The ancillary revenue revolution is here to stay

The hotel sector’s focus on ancillary revenue will gain momentum, with more radical revenue generating avenues gradually finding favor. There are numerous ways to use existing infrastructure to create new revenue generating opportunities, ranging from monetizing parking spaces, deploying electric vehicle (EV) charging stations, creating dedicated areas for co-working, leasing kitchens for cloud kitchen requirements during non-peak hours to even developing hotel’s signature merchandise and souvenirs.

Diversified revenue streams will enhance customer engagement and brand loyalty, boost real estate revenue per square foot and safeguard the property’s revenue generating capabilities from unexpected events in the future.

Partnering with branded restaurants

Restaurant operators can benefit from the hotel’s captive clientele, location benefits and brand image, while hotels get an opportunity to elevate customer experience by becoming a ‘destination’ for hotel guests and locals, resulting in higher food and beverage revenues and profitability.

Attracting and retaining the right talent will become a priority

The hospitality sector has long struggled with a shortage of trained workforce and high attrition rate, with the situation getting worse post the pandemic. Skilled and trained manpower will be a growing challenge both in terms of availability and cost.

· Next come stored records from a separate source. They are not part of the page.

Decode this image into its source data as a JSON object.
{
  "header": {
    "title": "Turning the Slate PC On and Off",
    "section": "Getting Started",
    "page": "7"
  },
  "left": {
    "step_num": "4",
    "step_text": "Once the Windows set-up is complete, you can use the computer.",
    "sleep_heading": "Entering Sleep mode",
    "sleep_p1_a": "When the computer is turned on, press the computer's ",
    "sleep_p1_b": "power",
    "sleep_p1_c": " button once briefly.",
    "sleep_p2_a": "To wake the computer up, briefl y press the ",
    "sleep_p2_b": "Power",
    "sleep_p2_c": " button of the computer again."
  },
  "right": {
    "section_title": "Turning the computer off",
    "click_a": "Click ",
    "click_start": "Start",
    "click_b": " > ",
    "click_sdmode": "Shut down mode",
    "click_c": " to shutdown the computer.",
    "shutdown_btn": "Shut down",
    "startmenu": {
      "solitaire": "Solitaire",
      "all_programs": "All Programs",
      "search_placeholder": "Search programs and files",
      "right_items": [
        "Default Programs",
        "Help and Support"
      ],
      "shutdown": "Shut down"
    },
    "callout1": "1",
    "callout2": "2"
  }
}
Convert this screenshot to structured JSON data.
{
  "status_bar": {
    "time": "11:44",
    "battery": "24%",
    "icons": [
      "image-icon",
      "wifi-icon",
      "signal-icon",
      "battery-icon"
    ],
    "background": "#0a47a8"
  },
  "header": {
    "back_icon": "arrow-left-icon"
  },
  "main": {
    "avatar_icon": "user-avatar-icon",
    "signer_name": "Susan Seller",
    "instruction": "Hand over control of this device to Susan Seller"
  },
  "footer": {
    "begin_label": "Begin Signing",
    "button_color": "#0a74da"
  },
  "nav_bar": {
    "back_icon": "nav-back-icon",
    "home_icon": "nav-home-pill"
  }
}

Hotel designs will undergo changes

Hotel designs, especially in midscale and lower segments, will align towards a more modular structure that can be efficiently partitioned into smaller operating units in the event of any disruption from pandemics or similar events in the future, resulting in lower operating costs during the disruptive period.

However, we expect hotel designs in luxury segment to become more bespoke and
boutique, especially in leisure destinations.

Moreover, future hotel designs will also be influenced by the advancement of smart tech and other technological aspects.

Debt rationalization will be a key focus area

Hotel owners and operating companies will revisit their debt liabilities and strive to rationalize and reduce the same, having learned the hard way during the pandemic, when
companies with the largest debt servicing liabilities were impacted the most and struggled
for survival.

Soft brands will become a norm

Soft brands that can comfortably accommodate conversion of unique, experiential independent hotels that do not comply to traditional hard brand standards will thrive, as the opportunity to grow through conversion gathers momentum.

An increasing number of standalone hotels are keen to join larger chains to not only recover from the disruption caused by COVID, but also to leverage their global distribution channels, marketing platforms, and high-tech booking systems. Moreover, regional boutique brands will also gain prominence and expand their presence.

Alternative accommodation will disrupt the hospitality industry

Alternative accommodation products such as homestay or villa rentals will grow exponentially, as these have piqued the interest of travelers who are opting for smaller, more intimate places for their getaways.

Travelers benefit from greater privacy, flexibility, and convenience, especially when traveling in small groups or with families and pets.